Quick synopsis of The Dragon Republic: shaman-soldier Rin, after bringing her enemies to horrifying ruin in the last book, is working with her band of steadily-growing-more-insane magic supersoldiers to assassinate the people who betrayed them to the Federation. That doesn’t work out, and instead she’s recruited to aid one warlord’s grand dream of an Empire unified into a Republic. Magic, steel, gunpowder, and very direct colonial allegories are the order of the day.

Let’s start with those allegories, shall we? The different nations in the Poppy War series are clear analogues to real-life nations, and their history is a story that has been told many times before. The Nikara Empire is China, the Federation of Mugen is Japan, and the blue-eyed, pale-skinned army from across the sea is a conglomeration of various European meddlers and colonizers.
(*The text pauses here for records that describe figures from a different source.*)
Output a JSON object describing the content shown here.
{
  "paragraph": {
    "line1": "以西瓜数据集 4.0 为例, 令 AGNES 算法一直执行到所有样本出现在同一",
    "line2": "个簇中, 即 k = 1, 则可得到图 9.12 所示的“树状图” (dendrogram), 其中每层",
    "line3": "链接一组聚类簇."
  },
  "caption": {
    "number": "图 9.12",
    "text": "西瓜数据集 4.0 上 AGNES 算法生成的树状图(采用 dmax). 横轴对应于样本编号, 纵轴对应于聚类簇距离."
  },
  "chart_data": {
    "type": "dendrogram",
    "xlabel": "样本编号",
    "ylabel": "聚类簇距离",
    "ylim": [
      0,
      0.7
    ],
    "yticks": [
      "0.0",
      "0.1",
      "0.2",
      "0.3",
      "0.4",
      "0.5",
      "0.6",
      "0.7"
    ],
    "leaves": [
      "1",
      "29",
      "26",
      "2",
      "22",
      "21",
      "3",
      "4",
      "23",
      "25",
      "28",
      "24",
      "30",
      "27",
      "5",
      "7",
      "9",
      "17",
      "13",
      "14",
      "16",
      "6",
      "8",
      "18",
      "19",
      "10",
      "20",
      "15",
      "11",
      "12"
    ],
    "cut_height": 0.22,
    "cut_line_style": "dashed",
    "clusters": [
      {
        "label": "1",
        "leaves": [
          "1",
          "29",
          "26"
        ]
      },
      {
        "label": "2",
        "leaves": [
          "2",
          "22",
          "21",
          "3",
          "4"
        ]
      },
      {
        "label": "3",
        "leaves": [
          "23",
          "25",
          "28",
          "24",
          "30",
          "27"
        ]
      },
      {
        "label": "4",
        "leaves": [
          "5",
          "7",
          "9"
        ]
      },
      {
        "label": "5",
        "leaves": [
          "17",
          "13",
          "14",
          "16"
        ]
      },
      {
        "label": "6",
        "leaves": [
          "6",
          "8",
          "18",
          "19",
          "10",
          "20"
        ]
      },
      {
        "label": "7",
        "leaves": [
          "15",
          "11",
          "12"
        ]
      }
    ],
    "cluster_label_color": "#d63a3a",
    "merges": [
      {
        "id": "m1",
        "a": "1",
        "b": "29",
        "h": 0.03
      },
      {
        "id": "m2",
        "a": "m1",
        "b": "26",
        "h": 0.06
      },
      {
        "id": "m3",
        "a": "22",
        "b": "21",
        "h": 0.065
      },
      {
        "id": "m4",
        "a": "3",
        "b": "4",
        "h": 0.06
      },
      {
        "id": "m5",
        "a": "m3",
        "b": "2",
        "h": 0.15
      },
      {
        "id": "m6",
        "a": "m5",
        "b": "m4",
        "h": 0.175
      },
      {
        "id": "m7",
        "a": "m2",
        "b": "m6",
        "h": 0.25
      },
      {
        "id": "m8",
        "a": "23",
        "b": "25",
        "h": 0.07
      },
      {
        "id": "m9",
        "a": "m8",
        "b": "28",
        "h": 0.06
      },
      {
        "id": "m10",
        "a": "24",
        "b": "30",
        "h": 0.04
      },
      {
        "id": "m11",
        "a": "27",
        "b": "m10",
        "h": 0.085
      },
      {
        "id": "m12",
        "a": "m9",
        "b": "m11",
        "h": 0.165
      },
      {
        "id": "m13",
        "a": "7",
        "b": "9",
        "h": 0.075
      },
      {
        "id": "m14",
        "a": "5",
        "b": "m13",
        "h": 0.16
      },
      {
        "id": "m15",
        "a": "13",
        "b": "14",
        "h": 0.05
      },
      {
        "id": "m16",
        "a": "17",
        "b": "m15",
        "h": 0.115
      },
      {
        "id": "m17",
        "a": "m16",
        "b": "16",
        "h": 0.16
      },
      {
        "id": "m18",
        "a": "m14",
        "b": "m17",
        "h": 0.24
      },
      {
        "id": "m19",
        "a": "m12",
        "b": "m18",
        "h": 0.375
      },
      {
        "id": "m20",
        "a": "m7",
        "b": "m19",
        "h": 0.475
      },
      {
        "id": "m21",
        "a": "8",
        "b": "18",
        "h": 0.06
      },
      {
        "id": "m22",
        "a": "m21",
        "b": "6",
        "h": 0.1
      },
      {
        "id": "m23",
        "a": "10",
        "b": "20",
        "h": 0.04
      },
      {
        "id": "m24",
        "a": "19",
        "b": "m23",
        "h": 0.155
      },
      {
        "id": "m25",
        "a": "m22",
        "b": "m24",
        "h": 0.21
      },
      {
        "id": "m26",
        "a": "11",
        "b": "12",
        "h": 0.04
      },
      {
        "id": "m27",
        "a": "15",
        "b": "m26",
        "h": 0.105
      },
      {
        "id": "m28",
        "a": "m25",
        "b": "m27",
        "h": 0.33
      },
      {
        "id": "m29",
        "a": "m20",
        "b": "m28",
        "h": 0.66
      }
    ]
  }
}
Fortunately, The Dragon Republic doesn’t use these analogues in a lazy way. Instead, they’re used to add weight to the story, giving the reader more context into the interplay of these political forces than the main character, with her limited worldview, would have. When a Grey Company missionary starts talking about racial science and social development, the unease that the reader feels is based entirely on knowledge of the atrocities that these ideas caused in our own history. We know where that story is taking us, and it’s nowhere good.

I highly recommend this series to anyone who enjoys war fantasy, magical protagonists learning how to use their powers, and maybe wants to see a non-Euro-centric take on the genre. These books are about an extremely vicious political struggle, and also one scared girl’s drive to leave her peasant background and make something of herself in the world, and also the consequences of selling bits of yourself to strange and powerful godlike entities, and also the atrocities that people commit because they think they’re necessary (or because they want revenge, or because they’re scared, or because they didn’t think about the consequences). I think I like The Dragon Republic more than the previous novel in the series, because we don’t have to spend time with the same “gifted child learning to become magic in an academy setting” shtick that we’ve seen so many times before. I do like that sort of story, mind you, but spending so much of The Poppy War in an academic setting didn’t really prepare me for the shock when the war ramped up and full-on sickening Rape of Nanking style war crimes started happening. In The Dragon Republic we go into the book knowing full well that these are books where awful things can happen at the drop of a hat, which makes it easier to deal with when they happen.

As a side note, I should warn potential readers of The Poppy War series that there are some massive trigger warnings for gore and rape. Both happen in both books–not all the time, but when they do they aren’t brushed over or moved past. They leave a lasting impact. The atrocities committed by the Muganese soldiers in The Poppy War are especially haunting, and I really feel like I have a duty to warn you ahead of time so that you don’t go into it as blind as I was. I wasn’t joking when I compared them to the Rape of Nanking, and if you know anything about that series of war crimes then that should tell you everything you need to know. The Dragon Republic doesn’t have anything nearly as bad as that, for which I’m grateful.

I’m very much looking forward to the third novel in this series. The Phoenix wants to burn the world, and Rin ends the novel in absolute agreement with that goal, because some betrayals can only be repaid in blood. Let’s get to it.